SEARCH RESULTS: Using the COALEX Library in LEXIS, two Interior Administrative Law Judge decisions were retrieved that contain statements from the inspectors indicating that they were able to identify topsoil in part due to the presence of roots. Two additional decisions, the preamble to the final rule for topsoil and an existing COALEX Report on substituting alternative materials for topsoil are enclosed for background.
GATLIFF COAL CO. v OSM, Docket Nos. NX 92-17-R, NX 92-7-P (1993).

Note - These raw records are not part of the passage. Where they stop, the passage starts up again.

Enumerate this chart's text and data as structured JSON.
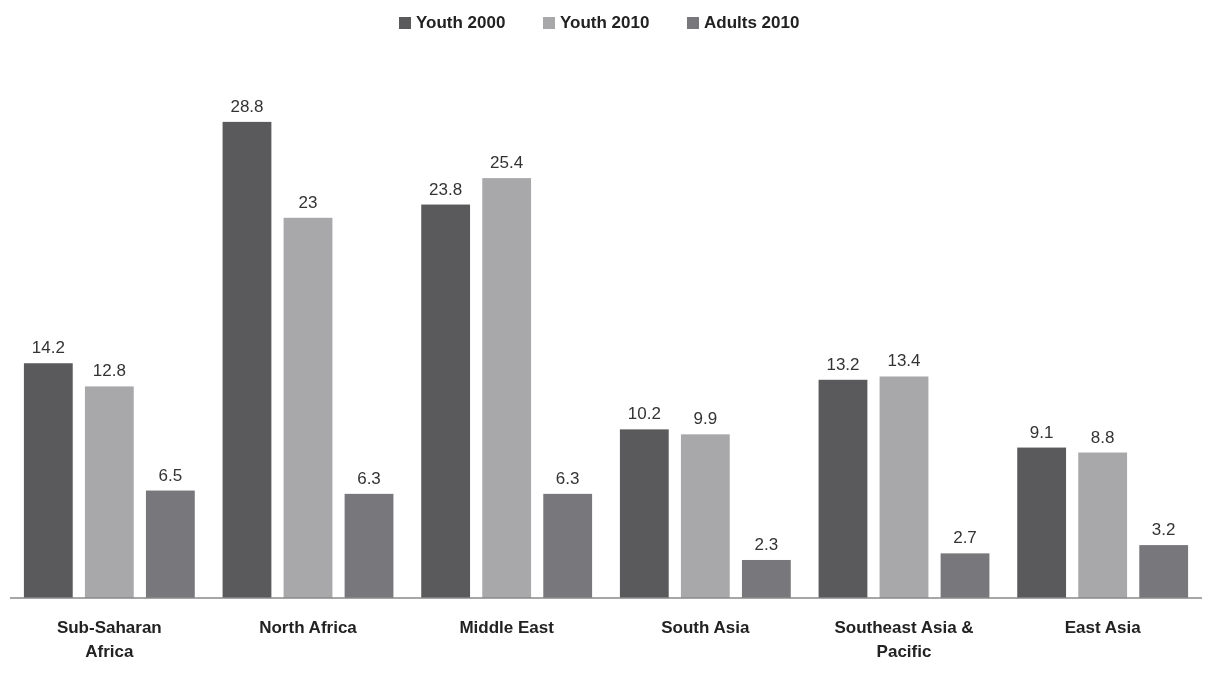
{
  "chart_data": {
    "type": "bar",
    "categories": [
      "Sub-Saharan Africa",
      "North Africa",
      "Middle East",
      "South Asia",
      "Southeast Asia & Pacific",
      "East Asia"
    ],
    "series": [
      {
        "name": "Youth 2000",
        "color": "#5a5a5c",
        "values": [
          14.2,
          28.8,
          23.8,
          10.2,
          13.2,
          9.1
        ]
      },
      {
        "name": "Youth 2010",
        "color": "#a8a8aa",
        "values": [
          12.8,
          23,
          25.4,
          9.9,
          13.4,
          8.8
        ]
      },
      {
        "name": "Adults 2010",
        "color": "#78787c",
        "values": [
          6.5,
          6.3,
          6.3,
          2.3,
          2.7,
          3.2
        ]
      }
    ],
    "data_labels": true,
    "legend": "top"
  }
}
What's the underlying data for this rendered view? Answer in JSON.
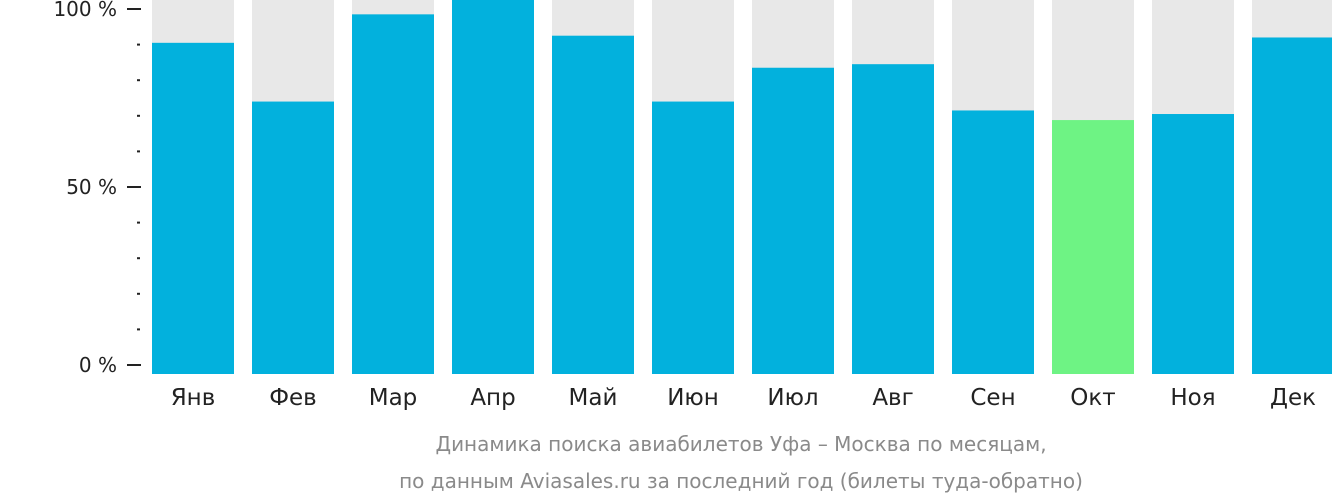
{
  "chart_data": {
    "type": "bar",
    "categories": [
      "Янв",
      "Фев",
      "Мар",
      "Апр",
      "Май",
      "Июн",
      "Июл",
      "Авг",
      "Сен",
      "Окт",
      "Ноя",
      "Дек"
    ],
    "values": [
      90.5,
      74,
      98.5,
      103,
      92.5,
      74,
      83.5,
      84.5,
      71.5,
      68.8,
      70.5,
      92
    ],
    "highlight_index": 9,
    "ylim": [
      0,
      100
    ],
    "yticks": [
      {
        "value": 0,
        "label": "0 %"
      },
      {
        "value": 50,
        "label": "50 %"
      },
      {
        "value": 100,
        "label": "100 %"
      }
    ],
    "minor_tick_step": 10,
    "colors": {
      "bar": "#02b1dd",
      "highlight": "#6ef384",
      "track": "#e8e8e8",
      "axis": "#222222"
    },
    "caption_lines": [
      "Динамика поиска авиабилетов Уфа – Москва по месяцам,",
      "по данным Aviasales.ru за последний год (билеты туда-обратно)"
    ]
  }
}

The NOV issued for failure to salvage topsoil was withdrawn because Gatliff offered persuasive evidence that they had not used topsoil in the clay liner of a basin. The inspector testified that he had looked for roots, among other things, as evidence that topsoil had been used to construct the liner of a basi, but has not found any. A Gatliff engineer stated that he saw subsoil material placed in the pond and "saw topsoil material after it was placed in the topsoil pile and could identify it because of the roots and woody debris in the material."
M & M MINING, INC. v OSM, Docket No. CH 0-125-R (1981). M & M, INC. v OSM, 3 IBSMA 135, IBSMA 81-37 (1981).
M & M was cited for failure to segregate and protect all of its topsoil or "A" horizon material. The reclamation specialist inspecting the site found topsoil mingled with spoil. The specialist was able to identify the topsoil material "by its color and the fact that small roots were mingled with the darker material."
CARBON FUEL CO. v OSM, Docket Nos. CH 9-1-R, CH 9-2-P, CH 9-3-P, CH 9-6-P (1979). CARBON FUEL CO. v OSM, 1 IBSMA 253, IBSMA 79-9 (1979).
In discussing the ability to identify topsoil, the ALJ stated:
"Although the word 'topsoil' is used liberally throughout the Act and regulations, there is no definition for topsoil either in the Act or in the interim regulations. The thrust of the Act is therefore that the A horizon should be removed, stockpiled, and stored to be replaced on disturbed areas or enough material below the A horizon to comprise a total of 6 inches, the purpose being that the drafters considered this to be the proper material for rebegetation when the mined area has been returned to approximate original contour."
48 FR 22092 (MAY 16, 1983). Final rule. Topsoil.
COALEX STATE INQUIRY REPORT - 176, "Substituting alternative materials for topsoil" (1991).
NOTE: The Report is enclosed without attachments.